In cognitive assessments and trivia tests, upper-class people assumed they'd perform better than others.
• It's official: Rich people really do think they're better than everybody else.
• People born into higher social classes are more overconfident and have "an exaggerated belief" that they will perform better than others, more so than those in lower classes, a new study found.
• Researchers had thousands of people from diverse social classes take cognitive assessments and trivia tests, then asked them how they thought they fared compared with others.
• People with more education, higher income, and a higher perceived social class were more overconfident, leading judges to deem them to be more competent, the study found.
Some may have long suspected it, but now science has confirmed it: Rich people really do believe they're better than everybody else.
People born into higher social classes are more overconfident and have "an exaggerated belief" that they will perform better at certain tasks than others, a perception not shared by their lower-class counterparts, a new study published Monday in the prestigious Journal of Personality and Social Psychology found.
These findings help clear up the common misconception that everyone thinks they're better than the average person, according to the study's lead author.
"Our results suggest that this type of thinking might be more prevalent among the middle and upper classes," Peter Belmi, a professor at the University of Virginia and the lead author of the study, said in a press release.
The study included a series of experiments looking at the connection between social class and overconfidence.
In one experiment, researchers looked at more than 150,000 small-business owners in Mexico who were applying for loans and got information about their income, education level, and perceived standing in society. The applicants were asked to take psychological assessments — which included a flashcard memory game — to determine their creditworthiness.
After the assessments, applicants were asked to rate how they thought they did compared with others, on a scale of 1 to 100.
The wealthier, upper-class participants were convinced they would perform better than others
The researchers found that those with more education, higher income, and a higher perceived social class had "an exaggerated belief that they would perform better than others, compared with their lower-class counterparts," the press release said.
Other experiments entailed giving participants a trivia test and then having them come back a week later for a videotaped mock hiring interview. More than 900 judges then watched the videos and rated how competent they found each applicant.
The judges deemed the overconfident upper-class people to be more competent.
"Individuals with relatively high social class were more overconfident, which in turn was associated with being perceived as more competent and ultimately more hirable, even though, on average, they were no better at the trivia test than their lower-class counterparts," Belmi said.

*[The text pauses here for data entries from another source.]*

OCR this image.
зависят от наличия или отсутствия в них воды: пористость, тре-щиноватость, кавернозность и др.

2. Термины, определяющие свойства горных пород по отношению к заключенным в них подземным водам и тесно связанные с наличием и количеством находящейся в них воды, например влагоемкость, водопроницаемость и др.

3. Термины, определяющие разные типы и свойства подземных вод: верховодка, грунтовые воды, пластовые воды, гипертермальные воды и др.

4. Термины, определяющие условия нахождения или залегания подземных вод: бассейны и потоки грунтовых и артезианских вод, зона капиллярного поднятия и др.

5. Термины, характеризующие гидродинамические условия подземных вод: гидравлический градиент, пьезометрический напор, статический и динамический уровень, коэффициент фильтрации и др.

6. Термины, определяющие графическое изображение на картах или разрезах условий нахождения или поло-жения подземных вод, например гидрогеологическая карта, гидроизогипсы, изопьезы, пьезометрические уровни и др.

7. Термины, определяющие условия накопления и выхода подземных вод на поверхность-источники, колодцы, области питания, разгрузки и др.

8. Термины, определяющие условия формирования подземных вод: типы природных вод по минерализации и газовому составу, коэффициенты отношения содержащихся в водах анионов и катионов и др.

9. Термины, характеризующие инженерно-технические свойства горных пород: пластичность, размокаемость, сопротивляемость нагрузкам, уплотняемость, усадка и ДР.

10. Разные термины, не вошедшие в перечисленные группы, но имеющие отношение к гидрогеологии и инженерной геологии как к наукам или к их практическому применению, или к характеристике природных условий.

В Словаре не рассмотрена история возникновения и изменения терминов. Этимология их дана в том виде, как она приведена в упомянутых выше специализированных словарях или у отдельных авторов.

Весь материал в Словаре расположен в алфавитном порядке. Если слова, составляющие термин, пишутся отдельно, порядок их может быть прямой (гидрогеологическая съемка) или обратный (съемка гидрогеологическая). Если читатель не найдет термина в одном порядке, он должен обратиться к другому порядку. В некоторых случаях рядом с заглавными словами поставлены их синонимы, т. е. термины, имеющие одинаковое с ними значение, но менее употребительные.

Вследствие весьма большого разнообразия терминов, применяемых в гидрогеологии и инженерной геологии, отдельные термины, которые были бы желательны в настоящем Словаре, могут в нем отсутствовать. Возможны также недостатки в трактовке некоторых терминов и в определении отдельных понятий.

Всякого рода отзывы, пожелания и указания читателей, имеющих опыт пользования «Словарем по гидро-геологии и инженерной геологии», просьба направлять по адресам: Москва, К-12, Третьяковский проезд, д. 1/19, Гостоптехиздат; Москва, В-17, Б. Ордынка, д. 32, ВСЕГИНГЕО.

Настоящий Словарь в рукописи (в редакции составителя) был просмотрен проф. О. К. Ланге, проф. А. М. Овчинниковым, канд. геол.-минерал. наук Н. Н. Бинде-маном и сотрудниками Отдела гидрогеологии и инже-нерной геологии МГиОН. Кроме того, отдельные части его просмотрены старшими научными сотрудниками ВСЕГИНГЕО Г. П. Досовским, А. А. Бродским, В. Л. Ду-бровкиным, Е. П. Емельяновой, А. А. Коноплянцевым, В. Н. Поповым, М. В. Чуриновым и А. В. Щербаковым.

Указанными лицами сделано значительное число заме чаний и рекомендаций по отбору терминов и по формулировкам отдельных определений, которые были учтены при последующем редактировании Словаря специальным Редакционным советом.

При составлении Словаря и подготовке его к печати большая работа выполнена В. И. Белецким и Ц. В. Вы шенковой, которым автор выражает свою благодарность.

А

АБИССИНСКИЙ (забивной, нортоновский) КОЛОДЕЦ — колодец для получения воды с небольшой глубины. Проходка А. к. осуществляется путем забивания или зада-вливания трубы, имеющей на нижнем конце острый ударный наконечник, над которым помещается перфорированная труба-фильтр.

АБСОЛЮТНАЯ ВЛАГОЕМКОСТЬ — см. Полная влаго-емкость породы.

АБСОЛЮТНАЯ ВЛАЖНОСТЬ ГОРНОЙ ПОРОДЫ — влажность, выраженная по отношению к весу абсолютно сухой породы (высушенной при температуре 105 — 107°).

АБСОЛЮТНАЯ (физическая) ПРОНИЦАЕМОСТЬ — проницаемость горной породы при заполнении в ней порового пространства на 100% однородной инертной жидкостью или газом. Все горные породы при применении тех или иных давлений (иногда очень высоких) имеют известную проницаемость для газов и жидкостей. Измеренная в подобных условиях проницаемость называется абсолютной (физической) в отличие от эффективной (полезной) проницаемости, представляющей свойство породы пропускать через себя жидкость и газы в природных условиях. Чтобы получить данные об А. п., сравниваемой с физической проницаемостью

The disparity may come down to how people in different social classes are raised
"In the middle class, people are socialized to differentiate themselves from others, to express what they think and feel and to confidently express their ideas and opinions, even when they lack accurate knowledge," Belmi said.
Working-class people, on the other hand, are taught to embrace humility and the importance of "knowing your place" in the social hierarchy, according to Belmi.
The encouragement of individualism and confidence can lead to greater success for those in the upper class.
"Advantages beget advantages," Belmi said. "Those who are born in upper-class echelons are likely to remain in the upper class, and high-earning entrepreneurs disproportionately originate from highly educated, well-to-do families."
Belmi added: "Our research suggests that social class shapes the attitudes that people hold about their abilities and that, in turn, has important implications for how class hierarchies perpetuate from one generation to the next."
Belmi's isn't the first study to find that wealthy people have skewed perceptions of themselves
In a 2015 study on empathy, the neuroscientist Michael Varnum conducted a brain-imaging study of 58 participants,who were first asked about their social class, including questions about their family income and parents' education, as Drake Baer reported for New York magazine.
Participants then took EEG tests, which track electrical activity in the brain, while being shown images of both neutral faces and faces expressing pain.
"In something of a dark irony, the respondents of higher socioeconomic status rated themselves as more empathic — a 'better-than-average effect' that Varnum followed up on in a separate study — when in reality the opposite was true," Baer wrote. The study actually found that the upper-class participants had lower neural responses to others' pain.
But it's not only the wealthy who can have skewed perceptions of themselves.
As Business Insider's Hillary Hoffower previously reported, a recent survey by INSIDER and Morning Consultfound that people's self-designated social class didn't always align with their income. Some Americans who earn less than $50,000 said they felt rich, while others who earn more than $100,000 said they felt poor.